Figure 4.15: Discontinuity chains extracted using two different values of T 2

Overall optimization procedure

Experimental results

Comparing the performance of the two normal models

We see that the normals obtained using the ICM procedure are noisier compared to that of BP. The normals obtained using the surfnorm function in MATLAB are shown in Figure 5.7(b) as an arrow diagram. Figure 5.10 shows the results obtained using the normals obtained from the ICM and BP optimizations.

Figure 5.6: Disparity and Normals obtained for the corridor image using the ICM and BP for Normal estimation

Further results using ICM-based normal estimation

Comparing the results of the normals using ICM and BP (Figures 5.11(c) and 5.11(d)), we see that the results obtained using the BP approach do not agree with the surface variations. Moreover, this estimation procedure also depends on the size of the regions obtained during the segmentation. Disparity and normals obtained for the main image using BP and ICM for normal estimation are shown in Figures 5.11(d) and 5.11(c).

Figure 5.11: . The figure 5.11(b) shows the initial normal map obtained by plane-fitting disparities within the segments of figure 5.11(a)

Discussion

In the next section we provide a brief overview of the two models presented in this thesis. This allows us to find the position of the true boundary of the object based on the corrections applied to the discontinuities of the disparity. Inequality-CRF optimization was then performed using the standard mean-field algorithm.

Figure 5.12: Disparity and Normals obtained for the wood image using the ICM for Normal estimation

Shared features of the two proposed approaches

The disparity-CRF was defined such that the interaction term includes derivatives of the first-order inequality, thereby forcing adjacent inequalities to lie in the same plane. However, this model requires dense discretization of normal space and therefore proved inefficient during optimization. The continuous model on the other hand provided a better alternative to the normal-CRF model.

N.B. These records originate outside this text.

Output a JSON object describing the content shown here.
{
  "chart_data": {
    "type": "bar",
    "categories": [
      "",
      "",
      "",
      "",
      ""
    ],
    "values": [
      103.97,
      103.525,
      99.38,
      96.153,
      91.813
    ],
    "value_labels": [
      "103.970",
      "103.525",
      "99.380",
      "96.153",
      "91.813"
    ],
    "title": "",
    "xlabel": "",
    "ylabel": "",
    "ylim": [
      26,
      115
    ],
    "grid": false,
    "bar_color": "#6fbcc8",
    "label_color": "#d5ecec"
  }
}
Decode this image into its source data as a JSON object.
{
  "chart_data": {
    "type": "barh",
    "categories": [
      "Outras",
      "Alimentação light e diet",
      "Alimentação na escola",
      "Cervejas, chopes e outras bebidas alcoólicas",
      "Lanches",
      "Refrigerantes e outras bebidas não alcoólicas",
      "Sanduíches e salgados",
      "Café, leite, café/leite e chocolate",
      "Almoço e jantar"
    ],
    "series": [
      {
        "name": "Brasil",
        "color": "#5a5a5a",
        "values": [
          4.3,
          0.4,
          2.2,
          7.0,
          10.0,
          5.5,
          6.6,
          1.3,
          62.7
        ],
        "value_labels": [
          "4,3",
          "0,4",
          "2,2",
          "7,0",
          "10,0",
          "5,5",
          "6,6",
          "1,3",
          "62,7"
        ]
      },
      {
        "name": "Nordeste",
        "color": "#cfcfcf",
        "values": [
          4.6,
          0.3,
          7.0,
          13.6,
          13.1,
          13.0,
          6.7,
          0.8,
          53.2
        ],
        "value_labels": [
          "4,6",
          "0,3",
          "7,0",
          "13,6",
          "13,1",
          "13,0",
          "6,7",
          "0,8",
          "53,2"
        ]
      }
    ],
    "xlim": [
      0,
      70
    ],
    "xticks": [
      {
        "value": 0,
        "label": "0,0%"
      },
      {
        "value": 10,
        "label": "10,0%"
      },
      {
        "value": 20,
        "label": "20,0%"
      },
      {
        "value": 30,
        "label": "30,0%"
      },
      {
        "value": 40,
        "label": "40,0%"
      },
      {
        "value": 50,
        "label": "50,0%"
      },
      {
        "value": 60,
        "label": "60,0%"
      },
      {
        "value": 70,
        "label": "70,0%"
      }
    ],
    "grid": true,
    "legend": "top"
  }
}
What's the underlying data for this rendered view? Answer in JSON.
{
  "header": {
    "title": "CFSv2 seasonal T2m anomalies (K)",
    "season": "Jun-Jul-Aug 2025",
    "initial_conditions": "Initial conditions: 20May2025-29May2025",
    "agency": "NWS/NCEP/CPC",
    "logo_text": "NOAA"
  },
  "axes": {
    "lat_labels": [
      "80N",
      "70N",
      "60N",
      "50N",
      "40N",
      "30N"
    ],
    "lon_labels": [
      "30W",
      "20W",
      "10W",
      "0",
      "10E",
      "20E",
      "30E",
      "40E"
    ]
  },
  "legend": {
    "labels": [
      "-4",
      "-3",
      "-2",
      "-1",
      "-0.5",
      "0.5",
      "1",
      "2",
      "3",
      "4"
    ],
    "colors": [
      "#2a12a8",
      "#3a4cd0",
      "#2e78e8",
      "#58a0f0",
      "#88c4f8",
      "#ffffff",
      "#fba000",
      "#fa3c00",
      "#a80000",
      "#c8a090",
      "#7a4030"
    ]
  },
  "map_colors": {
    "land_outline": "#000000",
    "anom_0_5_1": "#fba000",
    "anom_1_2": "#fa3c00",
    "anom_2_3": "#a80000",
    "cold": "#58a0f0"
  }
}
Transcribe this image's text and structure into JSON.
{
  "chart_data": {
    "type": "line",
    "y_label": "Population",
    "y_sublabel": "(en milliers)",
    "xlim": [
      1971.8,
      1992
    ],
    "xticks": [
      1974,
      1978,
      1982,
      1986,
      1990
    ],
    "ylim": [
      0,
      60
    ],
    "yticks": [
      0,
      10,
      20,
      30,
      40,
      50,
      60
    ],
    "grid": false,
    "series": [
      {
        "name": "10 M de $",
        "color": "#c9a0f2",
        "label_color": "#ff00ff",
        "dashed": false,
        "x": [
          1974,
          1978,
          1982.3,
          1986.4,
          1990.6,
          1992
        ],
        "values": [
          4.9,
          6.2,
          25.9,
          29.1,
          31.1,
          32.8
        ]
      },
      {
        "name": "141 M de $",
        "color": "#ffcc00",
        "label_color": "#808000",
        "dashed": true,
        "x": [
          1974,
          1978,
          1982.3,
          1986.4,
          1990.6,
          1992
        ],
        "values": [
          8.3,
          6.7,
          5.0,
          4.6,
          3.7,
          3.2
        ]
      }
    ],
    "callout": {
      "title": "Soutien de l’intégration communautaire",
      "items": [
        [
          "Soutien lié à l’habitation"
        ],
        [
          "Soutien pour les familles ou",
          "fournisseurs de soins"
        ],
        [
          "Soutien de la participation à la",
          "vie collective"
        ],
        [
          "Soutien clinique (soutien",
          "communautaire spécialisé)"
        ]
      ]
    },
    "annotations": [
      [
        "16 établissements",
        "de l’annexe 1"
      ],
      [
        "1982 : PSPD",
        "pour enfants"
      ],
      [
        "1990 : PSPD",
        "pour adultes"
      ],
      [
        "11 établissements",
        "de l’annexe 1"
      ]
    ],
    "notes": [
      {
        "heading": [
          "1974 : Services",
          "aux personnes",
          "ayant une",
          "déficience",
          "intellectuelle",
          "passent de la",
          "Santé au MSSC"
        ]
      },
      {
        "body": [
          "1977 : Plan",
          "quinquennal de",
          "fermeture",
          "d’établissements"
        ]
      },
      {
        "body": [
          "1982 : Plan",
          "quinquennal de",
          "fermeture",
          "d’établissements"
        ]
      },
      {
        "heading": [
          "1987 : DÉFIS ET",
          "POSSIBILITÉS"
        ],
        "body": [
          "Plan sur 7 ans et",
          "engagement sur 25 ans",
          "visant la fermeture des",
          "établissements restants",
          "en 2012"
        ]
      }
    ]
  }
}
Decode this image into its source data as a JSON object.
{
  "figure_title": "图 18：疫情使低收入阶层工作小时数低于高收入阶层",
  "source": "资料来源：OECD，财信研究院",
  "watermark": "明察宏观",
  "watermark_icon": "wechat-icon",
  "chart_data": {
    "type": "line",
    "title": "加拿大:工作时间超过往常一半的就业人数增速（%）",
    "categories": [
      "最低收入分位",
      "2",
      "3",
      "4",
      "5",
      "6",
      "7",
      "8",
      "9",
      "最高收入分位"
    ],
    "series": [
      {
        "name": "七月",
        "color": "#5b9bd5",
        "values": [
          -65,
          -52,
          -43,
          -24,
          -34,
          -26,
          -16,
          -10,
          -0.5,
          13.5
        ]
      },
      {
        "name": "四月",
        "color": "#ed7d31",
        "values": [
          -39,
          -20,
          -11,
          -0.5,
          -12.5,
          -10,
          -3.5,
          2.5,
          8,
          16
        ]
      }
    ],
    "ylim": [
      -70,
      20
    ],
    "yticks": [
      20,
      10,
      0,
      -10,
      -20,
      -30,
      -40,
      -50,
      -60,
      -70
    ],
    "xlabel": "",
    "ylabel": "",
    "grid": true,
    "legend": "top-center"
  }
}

Further directions of research

Stereo matching using iterative reliable disparity map expansion in color-spatial disparity space. This stereo matching task involves identifying the corresponding points in the left and right images, which are the projections of the same scene point. The aim of this thesis is to incorporate such constraints using monocular clues and differential geometrical information about the surface. To this end, this thesis considers two major problems associated with stereo tuning; the first is locating disparity discontinuities and the second is aimed at restoring binocular disparities according to the surface properties of the scene in question.